Facile Evaluation of Nanoparticle-Protein Interaction Based on Charge Neutralization with Pulsed Streaming Potential Measurement

Exploration of simple and universal methods to quantitatively measure nanoparticle (NP)-protein interaction is of great importance. In this work, pulsed streaming potential (SP) measurement has been used to evaluate the interaction between NPs and proteins within microchannels. Graphene oxide (GO) and SiO2 NPs were selected to represent two kinds of NPs. Lysozyme and common blood proteins, including albumin V, gamma-globulins, and fibrinogen, were used as model proteins. The linear relationship between the initial adsorption rate (S = dE(r)/dt) and the concentration of proteins was observed.

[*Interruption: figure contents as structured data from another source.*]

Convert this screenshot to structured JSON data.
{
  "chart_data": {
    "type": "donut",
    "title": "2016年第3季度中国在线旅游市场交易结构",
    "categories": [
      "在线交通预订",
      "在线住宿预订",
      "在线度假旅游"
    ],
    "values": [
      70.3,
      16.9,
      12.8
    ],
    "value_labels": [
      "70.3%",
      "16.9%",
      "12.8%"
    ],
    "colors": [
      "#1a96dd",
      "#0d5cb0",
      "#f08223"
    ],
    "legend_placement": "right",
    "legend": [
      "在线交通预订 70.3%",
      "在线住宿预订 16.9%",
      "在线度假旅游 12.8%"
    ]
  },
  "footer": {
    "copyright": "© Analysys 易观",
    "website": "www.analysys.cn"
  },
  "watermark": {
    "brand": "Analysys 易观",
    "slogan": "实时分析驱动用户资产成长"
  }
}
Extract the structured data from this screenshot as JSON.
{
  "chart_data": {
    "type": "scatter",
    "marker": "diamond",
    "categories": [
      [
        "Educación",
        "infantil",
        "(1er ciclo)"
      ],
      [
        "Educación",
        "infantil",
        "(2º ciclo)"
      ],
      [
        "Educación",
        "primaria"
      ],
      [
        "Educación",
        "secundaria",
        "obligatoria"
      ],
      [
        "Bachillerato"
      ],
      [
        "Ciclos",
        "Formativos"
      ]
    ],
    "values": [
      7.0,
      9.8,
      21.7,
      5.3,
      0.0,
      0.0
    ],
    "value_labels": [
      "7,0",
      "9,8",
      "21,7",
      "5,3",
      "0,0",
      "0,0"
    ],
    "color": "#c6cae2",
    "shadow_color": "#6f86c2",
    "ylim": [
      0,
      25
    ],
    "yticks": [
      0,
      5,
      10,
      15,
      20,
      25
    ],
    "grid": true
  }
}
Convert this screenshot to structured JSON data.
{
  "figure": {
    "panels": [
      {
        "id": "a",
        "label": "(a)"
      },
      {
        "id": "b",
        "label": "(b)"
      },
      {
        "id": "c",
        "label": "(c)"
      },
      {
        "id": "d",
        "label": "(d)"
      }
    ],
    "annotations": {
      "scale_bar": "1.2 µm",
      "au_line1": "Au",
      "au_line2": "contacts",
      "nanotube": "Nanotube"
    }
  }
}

Combined with the Hill equation, the microscopic dissociation constant (K-D) and the Hill coefficient (n) between NPs and proteins were calculated based on the relationship between S and the concentration of each protein. The concentration of free proteins which have not interacted with the NPs in the NPs-protein mixture could also be measured. The influence of pH, conductivity, and ionic strengths of the incubation buffer on the interaction between GO and lysozyme was evaluated based on the constant K-D. The interaction intensity between NPs and proteins was defined as charge neutralization efficiency Q(C) which could be calculated from the value of S. It takes only 150 s to get the whole set of data under the optimized experiment parameters. The measurement solely depends on the surface charge, no intrinsic fluorescence is required for either the NPs or the proteins, and no labeling or immobilization process is involved as well.